Airtel Kenya is finally rolling out its 4GE LTE service in the country. The initial pilot rollout of 20 sites in Nairobi is expected to be up and running by the end of this month, followed by 65 more sites in Nairobi, Mombasa and Kisumu. The full-fledged rollout will commence from April 2017 across the country.
A 4G network would have some clear benefits for our consumers like faster browsing, ability to enjoy more media on devices and not to mention being able to work smarter. The roll out will bring the Airtel sites in Kenya to 1,563, up from 1,211 two years ago, a 30% increase in Airtel’s sites across the country over the period.
Airtel Kenya’s roll out of 4G network comes at a time when Kenya’s telecommunications industry is recording significant wins and losses across all sectors from mobile and fixed telephony, data/internet subscriptions as well as broadband, postal and courier services, according to the latest numbers.

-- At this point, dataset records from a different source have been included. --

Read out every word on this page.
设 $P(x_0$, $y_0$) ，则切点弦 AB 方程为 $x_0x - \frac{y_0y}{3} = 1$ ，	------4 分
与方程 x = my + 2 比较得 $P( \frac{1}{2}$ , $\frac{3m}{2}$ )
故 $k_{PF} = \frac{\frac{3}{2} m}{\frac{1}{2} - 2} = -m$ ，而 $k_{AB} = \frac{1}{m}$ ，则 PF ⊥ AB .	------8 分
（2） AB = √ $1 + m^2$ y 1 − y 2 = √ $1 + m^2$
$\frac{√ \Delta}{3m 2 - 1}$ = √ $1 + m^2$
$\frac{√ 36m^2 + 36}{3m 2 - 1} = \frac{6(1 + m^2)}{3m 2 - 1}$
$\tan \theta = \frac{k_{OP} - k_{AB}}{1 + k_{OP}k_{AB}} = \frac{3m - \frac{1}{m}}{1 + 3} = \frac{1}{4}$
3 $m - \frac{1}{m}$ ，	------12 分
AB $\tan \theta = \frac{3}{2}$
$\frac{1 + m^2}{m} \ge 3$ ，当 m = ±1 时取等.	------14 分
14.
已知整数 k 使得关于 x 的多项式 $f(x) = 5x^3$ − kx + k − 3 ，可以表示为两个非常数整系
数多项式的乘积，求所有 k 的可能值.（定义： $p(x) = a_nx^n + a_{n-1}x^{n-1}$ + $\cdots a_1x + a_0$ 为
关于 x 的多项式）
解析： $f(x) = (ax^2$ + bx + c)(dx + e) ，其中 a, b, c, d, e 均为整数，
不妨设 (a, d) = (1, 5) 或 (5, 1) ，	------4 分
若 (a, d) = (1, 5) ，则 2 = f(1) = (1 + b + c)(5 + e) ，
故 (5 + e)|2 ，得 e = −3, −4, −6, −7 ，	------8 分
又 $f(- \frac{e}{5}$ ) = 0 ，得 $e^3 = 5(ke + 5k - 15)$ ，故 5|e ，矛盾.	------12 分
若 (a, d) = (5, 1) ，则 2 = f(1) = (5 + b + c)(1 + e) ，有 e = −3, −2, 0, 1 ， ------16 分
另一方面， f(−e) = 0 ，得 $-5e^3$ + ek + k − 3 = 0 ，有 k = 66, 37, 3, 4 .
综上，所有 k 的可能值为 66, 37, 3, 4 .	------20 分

The company recorded an impressive 2.5 per cent increase in its mobile data/ internet subscriptions to 21.2 per cent, up from 18.7 per cent in the previous quarter as stated in the first quarter sector statistics by industry regulator, Communications Authority of Kenya (CA).
According to the just released sector report by the Communication Authority (CA) of Kenya, Airtel Kenya posted a significant market share growth, with a gain of 0.9 percentage points to end the quarter on a market share of 17.5 per cent, up from 16.6 per cent in the previous quarter.
Airtel’s performance is accredited to its continued investment to drive innovation, enhance network quality and improve customer service delivery.
Airtel Kenya’s CEO, Adil El Youssefi attributed the company’s improved performance to investment in innovative services. “We are happy with our performance in the first quarter, and we attribute the gains to the company’s continued investment in network expansion, the introduction of innovative and value for money services and our resolve to provide the best customer experience,” he said.
He added: “The company remains committed to competing in the Kenyan market and providing choice to Kenyans by further investing in the rollout of 4G services in the next few months and the continued expansion of its network coverage to ensure consistent delivery of quality and value for money services to its customers. All the steps taken recently with regards to human resources and infrastructure have been geared towards getting ready to grow in the medium to long term, efficiently and sustainably.”
Overall, Kenya’s telecommunications sector recorded notable gains in mobile money services where subscriptions and mobile money agents grew to 31.0 million and 169,698 respectively during the quarter under review. A total of 400.6 million transactions were made valued at over Sh1 trillion.
But the industry has also recorded significant decline in mobile subscriptions whereby the number of mobile subscriptions stood at 38.5 million down from previous quarter which was 39.7 million therefore marking a 3 per cent decline. This is largely attributed to the heightened crackdown on subscribers who use the services to commit various criminal activities, especially mobile money fraud.
Commenting on Airtel Africa’s over-all performance in the third quarter, Raghunath Mandava, Airtel Africa MD said: “Underlying Africa revenue growth for the quarter accelerated to 6.0 per cent Y-o-Y, the highest in last 9 quarters. Our efforts to improve the quality of customer acquisitions have resulted in reduction in customer churn to 4.9 per cent from 6.0 per cent.
Mr Mandava added, “Data consumption and revenues have grown by 91.0 per cent & 24.0 per cent Y-o-Y respectively, led by stronger data networks. Our strong focus on cost control has led to a significant underlying EBITDA margin expansion of 4.9 per cent Y-o-Y, which now stands at 24.5 per cent. Africa is now generating positive free cash and is PBT positive in constant currency”.
It seems that Airtel Kenya’s performance is turning the tide of an otherwise plateauing industry, with the reports showing a general decline in the number of data/internet subscriptions experienced in the quarter under review.
The industry has also recorded nominal growth on estimated Internet users of 2,071 subscriptions to stand at 37.7 million, translating to Internet/data penetration level of 85.3 per cent during the quarter.